Santiago Zabala on the Dangers of Analytic Philosophy

“Being is challenged in the university today by the hegemony of analytic philosophy.”—Santiago Zabala

Santiago Zabala, most recently the co-author, with Gianni Vattimo, of Hermeneutic Communism, recently published an article in Purlieu entitled Being in the University: Philosophical Education or Legitimations of Analytic Philosophy?. In the essay, Zabala discusses the emphasis on analytic philosophy in U.S. universities and its implications for philosophy and philosophy education. Zabala argues that philosophy has been compromised and that analytic philosophy has privileged clarity, results, and a scientific method. What is lost in this approach is the study of larger issues, including “the meaning of life after death, the value of democracy, or the ethical consequence of science, all of which request deep historical research and ontological perspectives.”

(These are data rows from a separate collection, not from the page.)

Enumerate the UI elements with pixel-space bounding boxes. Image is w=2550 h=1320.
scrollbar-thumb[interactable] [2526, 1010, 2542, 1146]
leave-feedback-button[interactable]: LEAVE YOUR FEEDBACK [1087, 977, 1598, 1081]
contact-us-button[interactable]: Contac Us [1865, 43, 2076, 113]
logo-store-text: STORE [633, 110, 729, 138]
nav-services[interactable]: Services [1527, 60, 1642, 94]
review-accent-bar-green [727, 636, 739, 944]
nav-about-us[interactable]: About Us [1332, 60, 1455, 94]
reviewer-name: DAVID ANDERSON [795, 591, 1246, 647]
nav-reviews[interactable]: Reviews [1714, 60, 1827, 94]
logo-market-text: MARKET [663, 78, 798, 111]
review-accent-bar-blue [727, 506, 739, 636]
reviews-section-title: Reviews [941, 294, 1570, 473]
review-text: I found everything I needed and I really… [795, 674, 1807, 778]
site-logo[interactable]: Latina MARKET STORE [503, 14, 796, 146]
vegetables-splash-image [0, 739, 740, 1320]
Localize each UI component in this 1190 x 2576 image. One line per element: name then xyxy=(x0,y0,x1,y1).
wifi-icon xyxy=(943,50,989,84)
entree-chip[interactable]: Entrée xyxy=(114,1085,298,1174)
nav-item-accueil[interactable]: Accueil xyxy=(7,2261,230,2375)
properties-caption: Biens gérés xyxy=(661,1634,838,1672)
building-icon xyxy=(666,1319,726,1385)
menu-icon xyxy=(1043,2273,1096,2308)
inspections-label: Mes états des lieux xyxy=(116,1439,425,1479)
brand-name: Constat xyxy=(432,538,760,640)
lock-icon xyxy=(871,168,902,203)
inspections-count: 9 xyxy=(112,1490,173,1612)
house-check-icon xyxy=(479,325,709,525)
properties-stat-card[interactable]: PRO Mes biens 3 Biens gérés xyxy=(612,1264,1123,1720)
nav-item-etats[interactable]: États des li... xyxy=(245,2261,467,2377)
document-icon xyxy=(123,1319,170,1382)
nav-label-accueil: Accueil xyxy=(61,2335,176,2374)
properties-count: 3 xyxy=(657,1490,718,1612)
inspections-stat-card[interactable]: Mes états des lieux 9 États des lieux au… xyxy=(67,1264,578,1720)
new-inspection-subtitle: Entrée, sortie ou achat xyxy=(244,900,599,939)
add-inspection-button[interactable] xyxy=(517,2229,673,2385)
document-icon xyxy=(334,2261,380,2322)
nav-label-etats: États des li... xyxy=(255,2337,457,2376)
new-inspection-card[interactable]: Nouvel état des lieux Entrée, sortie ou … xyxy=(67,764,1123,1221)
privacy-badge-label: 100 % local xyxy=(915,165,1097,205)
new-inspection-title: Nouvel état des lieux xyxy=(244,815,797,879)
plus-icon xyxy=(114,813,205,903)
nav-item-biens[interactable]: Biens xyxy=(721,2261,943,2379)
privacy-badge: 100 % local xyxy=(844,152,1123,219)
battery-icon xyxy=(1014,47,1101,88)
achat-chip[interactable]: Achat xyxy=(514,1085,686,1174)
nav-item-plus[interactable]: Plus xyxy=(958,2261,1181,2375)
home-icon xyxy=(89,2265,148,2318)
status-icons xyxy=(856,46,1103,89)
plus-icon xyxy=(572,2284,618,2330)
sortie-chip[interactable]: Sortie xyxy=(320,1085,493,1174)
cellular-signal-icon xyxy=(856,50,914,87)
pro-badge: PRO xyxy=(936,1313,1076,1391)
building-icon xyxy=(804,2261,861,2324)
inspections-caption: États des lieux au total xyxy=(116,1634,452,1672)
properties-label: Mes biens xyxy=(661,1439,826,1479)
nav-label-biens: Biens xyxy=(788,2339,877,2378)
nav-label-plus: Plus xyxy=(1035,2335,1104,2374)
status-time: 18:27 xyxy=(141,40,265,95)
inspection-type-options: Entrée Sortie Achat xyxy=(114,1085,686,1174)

Zabala opens the essay writing,

Being is challenged in the university today by the hegemony of analytic philosophy. The teaching of how to measure the quality of philosophical argumentation through formal logic is squeezing out ontological accounts of existential problems from the history of philosophy. An increasing number of departments all over the world are funded and rewarded only as long as they follow the secure path of modern science; in other words, if they adopt a problem-solving approach that assures objective results. In classrooms, the transmission of logical notions prevails over fruitful dialogues with the aim of educating students according to certain metaphysical assertions. While this transmission might be useful for being at the university, it definitely is not useful for Being in the university—an institution where it is possible to question the fundamental concepts of philosophy and also of oneself. If, as Hans-Georg Gadamer explained, “we understand only when we understand differently,” then much more than the transmission of information happens during a lecture; there is also the possibility to disclose to students (and professors) their interpretations, differences, or even existence. Philosophy does not stand together with other disciplines, such as medicine or architecture, in legitimizing practices; rather, its practice is questions whose answers have never been legitimized or settled. Answers to the question of Being can only come from devotion to thought. Unlike economics or chemistry students, who are often motivated by the jobs their discipline guarantees, philosophy students are primarily motivated by the questions the discipline of philosophy will invite them to confront…. Philosophy is not wisdom but rather “love of wisdom,” where truth is sought and questioned instead of analyzed and applied.

Later in the essay, Zabala concludes by writing:

In sum, among the most alarming consequences of analytic philosophy’s instructive method is the transformation of the student into a simple consumer of information transmitted by a ranked university. If philosophy is submitted to science’s established methods, where traditional questions and authors are dismissed, students have to learn to simply accept and apply these same paradigms. Instead of becoming autonomous disciples (Beings) who confront fundamental problems from the history of philosophy, they turn into controllable students (beings) who follow the indications dictated by legitimized academics. The same problem affects the professors, who, instead of being asked to engage in research to publish books (as most philosophers have done throughout the history of philosophy), are now requested to expose their results in articles (similar to scientists). While it makes sense for scientists to publish their research in journals given the space required to expose the results, philosophers’ research constitutes their only “result”; much more space than allowed to an article is needed to elucidate, for example, the Hegelian origins of Stanley Cavell’s aesthetic investigations. As far as new disciplines as biomedical ontology or business ethics are concerned, the problem is not whether they are added to the philosophy program but whether they are given the same priority as “History of Greek Philosophy” or “Introduction to Sartre.” The relation that is established between the student and teacher, the academic research obligations, and the disciplines are disenchanting philosophy’s genuine concern for wisdom into an imposition of intelligence. But what are the hopes for redirecting academic programs into philosophy’s historical origins in order to propose new and fruitful lines of thinking?